[PATCH] [LoopVectorize]Teach Loop Vectorizer about interleaved memory access
Michael Zolotukhin
mzolotukhin at apple.com
Fri May 22 11:40:40 PDT 2015
================
Comment at: lib/Analysis/LoopAccessAnalysis.cpp:988
@@ +987,3 @@
+
+ for (auto II = std::next(I); II != E; ++II) {
+ Instruction *B = II->first;
----------------
HaoLiu wrote:
> HaoLiu wrote:
> > mzolotukhin wrote:
> > > I think you missed my question earlier on this part.
> > >
> > > This algorithm is clearly quadratic, which is dangerous for compile time. We need to either make it linear, or add some limits (e.g. if number of accesses > 100, give up and don't even try to group them).
> > >
> > > Also, if we separate it into two phases: 1) grouping accesses, 2) finding write-after-write pairs, I think we can make it more efficient. Since it's sufficient to compare against any access from a group, we'll be quadratic on the number of groups, not the number of accesses. And when we look for WaW pairs, we can only look only inside a group, not across all accesses in the loop. Does it sound reasonable, or am I missing something?
> > >
> > For the first question. Previously, I thought you meant to improve the insert member method.

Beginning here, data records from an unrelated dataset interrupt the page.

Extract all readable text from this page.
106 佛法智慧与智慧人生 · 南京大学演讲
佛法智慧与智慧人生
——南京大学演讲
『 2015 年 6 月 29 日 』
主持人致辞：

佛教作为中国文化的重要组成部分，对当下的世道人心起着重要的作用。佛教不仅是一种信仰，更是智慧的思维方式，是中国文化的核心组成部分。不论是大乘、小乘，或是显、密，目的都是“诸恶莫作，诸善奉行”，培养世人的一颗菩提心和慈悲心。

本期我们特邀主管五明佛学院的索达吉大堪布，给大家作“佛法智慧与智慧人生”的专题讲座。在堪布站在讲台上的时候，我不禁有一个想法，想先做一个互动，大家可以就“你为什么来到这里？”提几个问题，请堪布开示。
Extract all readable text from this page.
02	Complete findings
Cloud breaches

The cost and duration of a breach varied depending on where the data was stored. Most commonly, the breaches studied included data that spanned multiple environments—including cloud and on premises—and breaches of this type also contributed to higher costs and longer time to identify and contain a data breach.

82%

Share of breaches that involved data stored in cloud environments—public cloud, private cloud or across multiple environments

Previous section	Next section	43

> > Anyway, I think the algorithm is quadratic, the paper says:
> > This relies on the pivoting order in which the pairs of accesses are processed and
> > reduces the complexity of the grouping algorithm: we iterate over O(n^2 ) pairs of
> > loads and stores (where n is the number of loads and stores)
> >
> > But I think we don't need to worry about compile time:
> > (1) The "n" is only the number of stride loads/stores (|Stride| > 1)
> > (2) For a case with a lot of loads and stores, it possiblely can not pass previous dependence check, because it could have a lot of runtime memory check or have memory conflict. So it returns early.
> >
> > On the other hand, if a loop indeed can pass dependence check. say if it has 100 loads, we should analyze the interleave accesses as vectorization on the possible interleave groups can really give us a lot of benefit.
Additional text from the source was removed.